Wednesday, June 14, 2017

Observations on the Virginia Primary Election

Yesterday, as you may recall, we had our primary election here in Virginia, where voters went to the polls to elect the candidates who will represent their parties in the November general election for Governor and Lieutenant Governor. As I did for last November's presidential election††, I worked at my local precinct as a volunteer Election Official, which gave me the opportunity to make my own observations on our political processes and what they meant at the local level. Here are my take-aways from yesterday's experience:

* Because it was a primary election, the turnout was relatively light. The precinct at which I worked has 3150 registered voters; when the polls closed at 7:00 PM (after opening at 6:00 AM), 432 people had voted - about a 14% turnout rate.

* Virginia has an "open primary" system, in which voters may vote for either party, but may select only one. Essentially, there were two parallel elections: one for the Republican and one for the Democratic gubernatorial candidates, with separate ballots. As election officials, we were required to be totally non-partisan, to the point where we were told to ask voters, "In which primary do you wish to vote?" rather than asking if they wanted a "Republican" or a "Democratic" ballot ... this was meant to avoid any hint that we might favor one party or the other. Oddly enough, this language caused some confusion for many voters, who just thought of the election simply as a single "primary," and did not expect to have to choose a party ballot. A few people objected to having to indicate by their choice whether they were voting Republican or Democratic. Sometimes, you just can't win.

* We rotated among various jobs during the 13-hour voting day, taking turns greeting voters at the door, checking them in with our electronic poll books, passing out blank ballots, operating the optical scanner, etc. I preferred greeting voters at the door and checking them in, which gave more opportunities to be sociable.

* At the risk of generalizing from a small sample, of the 432 ballots requested by voters in our precinct, about 112 were for Republicans and the remainder for Democrats, indicating a much more robust turnout by Democratic voters.

* As in November, there was absolutely no evidence of voter fraud, at least at our precinct. Every voter had proper identification, and none were shown in the official records of having voted more than once (for instance, had requested an absentee ballot and then tried to vote in person).

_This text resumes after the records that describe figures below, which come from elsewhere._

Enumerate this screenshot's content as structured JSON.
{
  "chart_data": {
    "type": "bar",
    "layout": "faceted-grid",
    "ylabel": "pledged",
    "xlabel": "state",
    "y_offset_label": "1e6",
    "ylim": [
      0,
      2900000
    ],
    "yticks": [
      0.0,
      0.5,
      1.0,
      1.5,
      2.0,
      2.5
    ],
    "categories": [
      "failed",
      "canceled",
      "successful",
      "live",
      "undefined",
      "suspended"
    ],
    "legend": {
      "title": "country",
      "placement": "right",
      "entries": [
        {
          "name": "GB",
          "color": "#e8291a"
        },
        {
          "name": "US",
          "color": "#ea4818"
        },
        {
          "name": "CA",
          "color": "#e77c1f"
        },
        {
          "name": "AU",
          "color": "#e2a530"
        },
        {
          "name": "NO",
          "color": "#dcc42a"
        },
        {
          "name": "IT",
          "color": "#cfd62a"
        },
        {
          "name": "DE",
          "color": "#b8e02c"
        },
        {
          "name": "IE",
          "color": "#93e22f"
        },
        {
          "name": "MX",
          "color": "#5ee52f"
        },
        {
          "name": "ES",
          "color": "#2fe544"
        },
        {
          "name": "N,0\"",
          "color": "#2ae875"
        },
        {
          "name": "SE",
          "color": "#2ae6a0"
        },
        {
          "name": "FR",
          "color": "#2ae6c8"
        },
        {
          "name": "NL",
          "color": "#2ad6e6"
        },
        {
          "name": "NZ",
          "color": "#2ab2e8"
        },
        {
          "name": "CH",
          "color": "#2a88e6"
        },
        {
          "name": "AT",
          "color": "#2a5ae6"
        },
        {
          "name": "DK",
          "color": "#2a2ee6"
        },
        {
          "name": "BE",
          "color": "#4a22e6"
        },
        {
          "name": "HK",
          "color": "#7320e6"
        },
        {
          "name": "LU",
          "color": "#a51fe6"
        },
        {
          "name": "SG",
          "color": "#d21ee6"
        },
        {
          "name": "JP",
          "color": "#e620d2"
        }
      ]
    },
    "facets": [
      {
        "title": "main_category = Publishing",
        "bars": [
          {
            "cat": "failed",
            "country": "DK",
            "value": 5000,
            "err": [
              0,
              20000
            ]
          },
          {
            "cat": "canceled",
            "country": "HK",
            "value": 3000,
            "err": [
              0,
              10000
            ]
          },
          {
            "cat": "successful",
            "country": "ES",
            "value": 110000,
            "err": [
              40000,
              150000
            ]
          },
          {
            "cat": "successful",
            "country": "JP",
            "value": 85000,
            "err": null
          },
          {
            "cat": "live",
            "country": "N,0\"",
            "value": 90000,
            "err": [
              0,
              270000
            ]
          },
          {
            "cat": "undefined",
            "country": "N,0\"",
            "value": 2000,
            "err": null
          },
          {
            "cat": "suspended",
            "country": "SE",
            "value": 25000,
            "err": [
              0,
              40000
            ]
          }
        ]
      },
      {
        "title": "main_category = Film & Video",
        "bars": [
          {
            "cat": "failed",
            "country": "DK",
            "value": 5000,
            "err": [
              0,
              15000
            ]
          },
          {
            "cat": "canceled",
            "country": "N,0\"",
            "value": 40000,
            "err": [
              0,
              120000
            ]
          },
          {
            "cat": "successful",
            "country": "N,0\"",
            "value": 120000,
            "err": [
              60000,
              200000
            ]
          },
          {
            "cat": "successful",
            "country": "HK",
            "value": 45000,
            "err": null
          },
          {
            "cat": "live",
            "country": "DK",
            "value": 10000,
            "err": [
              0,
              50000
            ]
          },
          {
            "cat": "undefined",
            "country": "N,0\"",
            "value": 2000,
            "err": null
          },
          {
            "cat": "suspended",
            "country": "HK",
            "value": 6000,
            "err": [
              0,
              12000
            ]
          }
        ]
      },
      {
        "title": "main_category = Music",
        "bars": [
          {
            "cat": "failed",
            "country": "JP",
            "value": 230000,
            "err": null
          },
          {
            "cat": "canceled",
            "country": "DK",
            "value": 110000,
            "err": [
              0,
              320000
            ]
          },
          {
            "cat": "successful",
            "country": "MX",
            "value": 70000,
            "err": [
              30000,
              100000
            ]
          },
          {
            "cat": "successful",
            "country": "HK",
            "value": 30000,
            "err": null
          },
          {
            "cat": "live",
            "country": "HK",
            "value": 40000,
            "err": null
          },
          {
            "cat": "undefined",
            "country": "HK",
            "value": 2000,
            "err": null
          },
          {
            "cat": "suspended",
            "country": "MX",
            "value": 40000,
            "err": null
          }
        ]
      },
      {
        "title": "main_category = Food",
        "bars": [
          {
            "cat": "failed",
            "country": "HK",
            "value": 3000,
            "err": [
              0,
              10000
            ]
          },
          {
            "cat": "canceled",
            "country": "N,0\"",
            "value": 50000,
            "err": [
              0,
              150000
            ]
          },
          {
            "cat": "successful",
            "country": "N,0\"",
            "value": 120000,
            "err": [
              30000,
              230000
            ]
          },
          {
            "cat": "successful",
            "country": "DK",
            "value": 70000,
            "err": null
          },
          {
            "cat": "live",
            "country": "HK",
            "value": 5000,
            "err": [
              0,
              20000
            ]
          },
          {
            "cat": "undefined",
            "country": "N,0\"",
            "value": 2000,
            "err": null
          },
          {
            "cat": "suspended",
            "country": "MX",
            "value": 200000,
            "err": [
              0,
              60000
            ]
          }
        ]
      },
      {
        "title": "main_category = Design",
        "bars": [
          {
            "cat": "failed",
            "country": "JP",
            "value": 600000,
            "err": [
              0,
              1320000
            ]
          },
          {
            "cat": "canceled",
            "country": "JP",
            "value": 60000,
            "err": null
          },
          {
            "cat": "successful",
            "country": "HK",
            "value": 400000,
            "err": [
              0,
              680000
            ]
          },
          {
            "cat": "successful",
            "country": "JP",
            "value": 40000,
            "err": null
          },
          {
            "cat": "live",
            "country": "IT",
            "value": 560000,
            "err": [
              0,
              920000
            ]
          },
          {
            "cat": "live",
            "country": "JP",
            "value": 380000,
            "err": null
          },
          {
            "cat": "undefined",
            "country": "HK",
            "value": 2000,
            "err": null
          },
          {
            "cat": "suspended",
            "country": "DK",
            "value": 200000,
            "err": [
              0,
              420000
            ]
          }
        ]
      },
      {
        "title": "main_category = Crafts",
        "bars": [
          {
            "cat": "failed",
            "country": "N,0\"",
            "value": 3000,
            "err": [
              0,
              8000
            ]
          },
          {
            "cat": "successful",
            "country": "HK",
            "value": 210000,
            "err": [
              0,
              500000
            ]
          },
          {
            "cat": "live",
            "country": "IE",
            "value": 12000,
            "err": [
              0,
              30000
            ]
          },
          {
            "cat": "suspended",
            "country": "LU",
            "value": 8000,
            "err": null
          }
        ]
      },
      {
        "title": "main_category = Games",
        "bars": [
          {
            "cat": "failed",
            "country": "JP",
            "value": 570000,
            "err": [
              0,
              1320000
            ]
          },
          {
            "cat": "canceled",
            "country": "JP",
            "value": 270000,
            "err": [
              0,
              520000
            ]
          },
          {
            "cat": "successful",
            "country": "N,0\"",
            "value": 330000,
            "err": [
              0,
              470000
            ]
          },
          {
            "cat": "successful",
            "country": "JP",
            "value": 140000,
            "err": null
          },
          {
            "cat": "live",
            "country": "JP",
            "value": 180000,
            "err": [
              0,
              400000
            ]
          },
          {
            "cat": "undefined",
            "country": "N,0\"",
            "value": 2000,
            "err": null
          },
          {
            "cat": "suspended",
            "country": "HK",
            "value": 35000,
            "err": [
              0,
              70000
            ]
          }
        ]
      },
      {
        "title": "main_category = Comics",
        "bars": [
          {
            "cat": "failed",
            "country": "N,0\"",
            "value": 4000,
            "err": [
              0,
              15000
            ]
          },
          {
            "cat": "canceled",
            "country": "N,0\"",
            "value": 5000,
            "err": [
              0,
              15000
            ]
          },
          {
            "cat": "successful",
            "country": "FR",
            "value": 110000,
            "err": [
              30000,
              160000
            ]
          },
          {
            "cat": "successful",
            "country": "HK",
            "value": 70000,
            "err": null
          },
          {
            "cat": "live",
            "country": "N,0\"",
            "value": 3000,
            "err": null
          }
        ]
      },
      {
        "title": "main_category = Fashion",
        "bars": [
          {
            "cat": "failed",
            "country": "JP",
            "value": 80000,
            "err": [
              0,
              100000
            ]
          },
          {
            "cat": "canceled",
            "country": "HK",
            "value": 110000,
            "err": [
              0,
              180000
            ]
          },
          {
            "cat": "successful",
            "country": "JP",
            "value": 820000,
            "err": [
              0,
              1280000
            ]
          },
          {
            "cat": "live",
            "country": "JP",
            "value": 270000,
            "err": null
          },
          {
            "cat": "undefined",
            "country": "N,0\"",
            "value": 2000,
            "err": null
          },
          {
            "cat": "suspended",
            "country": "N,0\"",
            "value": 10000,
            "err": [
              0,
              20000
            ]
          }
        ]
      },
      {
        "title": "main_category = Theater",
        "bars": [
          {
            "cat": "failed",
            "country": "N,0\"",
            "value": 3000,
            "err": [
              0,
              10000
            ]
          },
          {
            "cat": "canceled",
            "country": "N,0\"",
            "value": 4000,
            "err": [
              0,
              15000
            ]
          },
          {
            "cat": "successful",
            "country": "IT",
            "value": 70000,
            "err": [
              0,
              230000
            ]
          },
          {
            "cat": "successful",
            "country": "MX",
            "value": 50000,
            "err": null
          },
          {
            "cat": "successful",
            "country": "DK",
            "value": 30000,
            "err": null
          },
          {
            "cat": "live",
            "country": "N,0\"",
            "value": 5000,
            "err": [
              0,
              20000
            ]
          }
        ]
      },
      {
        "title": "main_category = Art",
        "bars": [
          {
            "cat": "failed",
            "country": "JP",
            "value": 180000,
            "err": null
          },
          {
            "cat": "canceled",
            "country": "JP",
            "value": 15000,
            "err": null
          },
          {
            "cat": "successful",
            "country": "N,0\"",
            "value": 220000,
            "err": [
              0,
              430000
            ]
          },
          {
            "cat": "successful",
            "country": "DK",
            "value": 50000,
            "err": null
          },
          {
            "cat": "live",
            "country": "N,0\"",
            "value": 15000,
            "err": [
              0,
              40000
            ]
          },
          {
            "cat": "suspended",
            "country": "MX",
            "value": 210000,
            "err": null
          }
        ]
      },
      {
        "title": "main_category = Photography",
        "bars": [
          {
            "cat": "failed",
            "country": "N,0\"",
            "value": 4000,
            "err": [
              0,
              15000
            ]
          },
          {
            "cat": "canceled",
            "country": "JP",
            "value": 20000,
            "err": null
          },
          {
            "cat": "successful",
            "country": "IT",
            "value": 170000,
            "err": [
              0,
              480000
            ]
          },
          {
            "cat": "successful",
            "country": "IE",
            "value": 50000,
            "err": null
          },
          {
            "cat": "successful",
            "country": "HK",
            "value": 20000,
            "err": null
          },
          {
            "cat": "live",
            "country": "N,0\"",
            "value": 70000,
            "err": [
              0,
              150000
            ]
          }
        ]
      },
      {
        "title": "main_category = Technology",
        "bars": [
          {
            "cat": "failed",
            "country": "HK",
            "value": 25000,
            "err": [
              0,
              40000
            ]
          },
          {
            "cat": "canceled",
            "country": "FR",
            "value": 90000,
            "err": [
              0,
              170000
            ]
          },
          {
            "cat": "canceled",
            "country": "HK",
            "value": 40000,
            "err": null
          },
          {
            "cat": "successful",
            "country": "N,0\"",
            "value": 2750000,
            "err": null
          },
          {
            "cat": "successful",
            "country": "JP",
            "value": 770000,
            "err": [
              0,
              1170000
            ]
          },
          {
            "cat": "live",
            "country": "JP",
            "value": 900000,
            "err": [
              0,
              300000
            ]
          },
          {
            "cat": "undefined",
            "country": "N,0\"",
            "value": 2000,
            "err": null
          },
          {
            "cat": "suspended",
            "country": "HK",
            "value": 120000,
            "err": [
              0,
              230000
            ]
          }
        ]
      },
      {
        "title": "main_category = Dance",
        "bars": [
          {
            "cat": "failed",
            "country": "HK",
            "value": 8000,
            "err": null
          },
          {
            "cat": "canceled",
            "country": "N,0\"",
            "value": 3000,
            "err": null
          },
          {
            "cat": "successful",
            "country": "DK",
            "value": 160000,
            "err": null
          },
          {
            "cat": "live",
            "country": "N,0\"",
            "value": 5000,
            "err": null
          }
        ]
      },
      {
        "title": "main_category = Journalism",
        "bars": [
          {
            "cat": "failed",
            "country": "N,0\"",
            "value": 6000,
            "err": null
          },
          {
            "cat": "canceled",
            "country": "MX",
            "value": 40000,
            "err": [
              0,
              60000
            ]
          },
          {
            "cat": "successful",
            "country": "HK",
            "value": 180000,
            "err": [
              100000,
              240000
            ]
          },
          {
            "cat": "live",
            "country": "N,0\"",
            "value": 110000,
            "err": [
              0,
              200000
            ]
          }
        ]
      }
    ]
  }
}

* The relentless drumbeat of allegations of voting fraud since the November election, whether accurate or not, resonated with some voters. We answered several questions from concerned voters about the accuracy of our record-keeping and how they would know that their votes "counted" once their marked ballots had been optically scanned by the vote-counting machines. Most people were satisfied with our answers, but one man in particular seemed to be completely convinced that every election was "rigged" and that he would never be able to be sure that we were completely honest.

* No partisan "poll-watchers" showed up to monitor our activities. I suppose this was to be expected, since the election was not a head-to-head contest between Republicans and Democrats.

Those are my major observations of the conduct of our primary election yesterday. I was pleased to have been a part of the little-d democratic process, and will continue to volunteer for future service as long as they'll have me.

One last happy observation ...

Late in the day I was working as the greeter, directing voters to the proper precinct (we had two precincts operating out different sides of the local elementary school gym) and making sure they hadn't left their IDs behind when the left the polling place. An elderly lady leaning heavily on a cane made her slow way up to the door, and I gave her my usual "two precincts, Alban to the right and Saratoga to the left" speech. She stopped and said pleasantly, "Thank you, young man!" before going on into the station; on the way out, when I asked if she still had her ID, she said again, "Yes, young man, thank you for asking."

It's been a long, long time since anyone called me young man, and it made my day.

Have a good day. Vote. And, if you can, volunteer to assist in the process. It's more important now than ever.

More thoughts tomorrow.


† For some odd reason, here in The Old Dominion we vote for them separately.

†† You can read my observations on that experience in this blog post from last November.


Cloudia said...

Thank you for your service and for this report from the front, young man

Mike said...

Missouri has the same system. But we have republican and democratic poll workers. When you get your ticket, to get your ballot, a person from each party has to initial it.

Margaret (Peggy or Peg too) said...

I wasn't asked that yesterday. Hmmm....
I voted very early (7:08) and not dressed all that well. I even had on a ball cap to boot. Maybe they thought I was scary so they just let me do my thing.